4 British Bankers’ Association (BBA), Credit Derivatives Report 2003/2004, page 21.

5 International Index Company Ltd. is a joint venture between several large banks. In June 2005, the financial institutions included ABN Amro, Barclays Capital, BNP Paribas, Deutsche Bank, Deutsche Börse, Dresdner Kleinwort Wasserstein, HSBC, JP Morgan, Morgan Stanley, and UBS Investment Bank.

6 We discussed this in the section, “Using Risk-Neutral Probability to Calculate Default Probability,” in Chapter 3.

7 In mathematics, n! (pronounced n factorial) represents the factorial of a natural number, which is the product of the positive integers less than or equal to n. Here, we use the letter i, but the factorial principle remains the same. For example, if i = 5, then 5! is 5×4×3×2×1 = 120.

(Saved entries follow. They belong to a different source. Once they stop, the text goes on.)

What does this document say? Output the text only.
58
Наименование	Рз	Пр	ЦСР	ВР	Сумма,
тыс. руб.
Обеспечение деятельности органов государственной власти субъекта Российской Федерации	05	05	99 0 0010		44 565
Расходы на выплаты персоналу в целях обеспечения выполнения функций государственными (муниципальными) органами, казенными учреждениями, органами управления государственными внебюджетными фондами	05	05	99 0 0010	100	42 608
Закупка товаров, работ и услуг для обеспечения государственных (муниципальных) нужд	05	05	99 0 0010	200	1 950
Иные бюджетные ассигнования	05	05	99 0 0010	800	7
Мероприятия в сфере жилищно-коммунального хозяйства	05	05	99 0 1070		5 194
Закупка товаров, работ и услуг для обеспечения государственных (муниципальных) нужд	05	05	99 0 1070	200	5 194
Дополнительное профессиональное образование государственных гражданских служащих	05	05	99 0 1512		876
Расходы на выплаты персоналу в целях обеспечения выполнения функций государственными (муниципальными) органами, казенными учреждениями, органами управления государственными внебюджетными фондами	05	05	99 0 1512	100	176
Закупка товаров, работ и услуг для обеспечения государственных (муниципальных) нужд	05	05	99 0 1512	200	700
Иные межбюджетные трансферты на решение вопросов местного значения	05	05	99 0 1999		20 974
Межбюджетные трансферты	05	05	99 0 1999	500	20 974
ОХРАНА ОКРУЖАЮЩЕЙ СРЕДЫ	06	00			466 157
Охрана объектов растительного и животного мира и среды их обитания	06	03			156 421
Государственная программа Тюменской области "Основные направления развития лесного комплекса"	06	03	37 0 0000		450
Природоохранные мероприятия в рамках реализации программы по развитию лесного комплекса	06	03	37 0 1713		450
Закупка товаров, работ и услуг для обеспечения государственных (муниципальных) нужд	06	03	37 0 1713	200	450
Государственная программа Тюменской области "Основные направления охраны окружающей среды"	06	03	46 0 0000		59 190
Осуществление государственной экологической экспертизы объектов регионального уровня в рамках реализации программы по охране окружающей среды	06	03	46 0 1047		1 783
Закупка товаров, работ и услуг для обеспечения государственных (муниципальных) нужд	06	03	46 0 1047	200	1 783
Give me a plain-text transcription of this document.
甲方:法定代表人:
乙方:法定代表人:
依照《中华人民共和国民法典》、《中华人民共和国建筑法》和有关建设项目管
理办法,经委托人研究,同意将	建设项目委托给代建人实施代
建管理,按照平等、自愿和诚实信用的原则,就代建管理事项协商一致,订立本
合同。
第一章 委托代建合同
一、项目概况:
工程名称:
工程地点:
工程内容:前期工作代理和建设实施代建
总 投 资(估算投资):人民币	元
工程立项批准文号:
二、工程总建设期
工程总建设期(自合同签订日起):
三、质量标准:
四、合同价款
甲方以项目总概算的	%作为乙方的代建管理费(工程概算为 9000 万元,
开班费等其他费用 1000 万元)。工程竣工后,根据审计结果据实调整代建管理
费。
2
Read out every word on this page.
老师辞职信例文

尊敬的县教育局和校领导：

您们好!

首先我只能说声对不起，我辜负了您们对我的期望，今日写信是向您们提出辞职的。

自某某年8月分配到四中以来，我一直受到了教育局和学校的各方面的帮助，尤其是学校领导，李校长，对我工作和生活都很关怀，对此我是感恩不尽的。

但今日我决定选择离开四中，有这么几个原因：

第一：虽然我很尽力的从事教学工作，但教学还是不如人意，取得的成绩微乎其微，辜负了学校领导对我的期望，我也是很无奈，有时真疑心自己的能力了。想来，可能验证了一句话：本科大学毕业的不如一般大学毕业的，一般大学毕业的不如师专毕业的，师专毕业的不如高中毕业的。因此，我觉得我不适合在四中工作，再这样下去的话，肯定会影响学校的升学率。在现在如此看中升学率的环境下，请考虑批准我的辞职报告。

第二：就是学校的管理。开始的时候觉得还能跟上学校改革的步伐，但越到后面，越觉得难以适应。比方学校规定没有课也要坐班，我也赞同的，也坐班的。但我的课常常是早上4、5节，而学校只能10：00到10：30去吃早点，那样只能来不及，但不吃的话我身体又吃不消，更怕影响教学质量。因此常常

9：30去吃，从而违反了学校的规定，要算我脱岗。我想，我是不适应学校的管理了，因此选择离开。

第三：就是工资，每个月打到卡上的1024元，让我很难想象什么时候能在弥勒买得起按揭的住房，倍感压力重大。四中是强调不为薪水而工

8 One way to define CDOs are as cash or synthetic CDOs. If the assets that underlie the CDO are acquired using cash, it becomes a cash CDO. If the assets are acquired by selling protection rather than buying assets, this is seen as a synthetic acquisition, and thus the CDO becomes a synthetic CDO.

9 Fitch Rating’s “Global Credit Derivatives Survey,” September 7, 2004, page 3.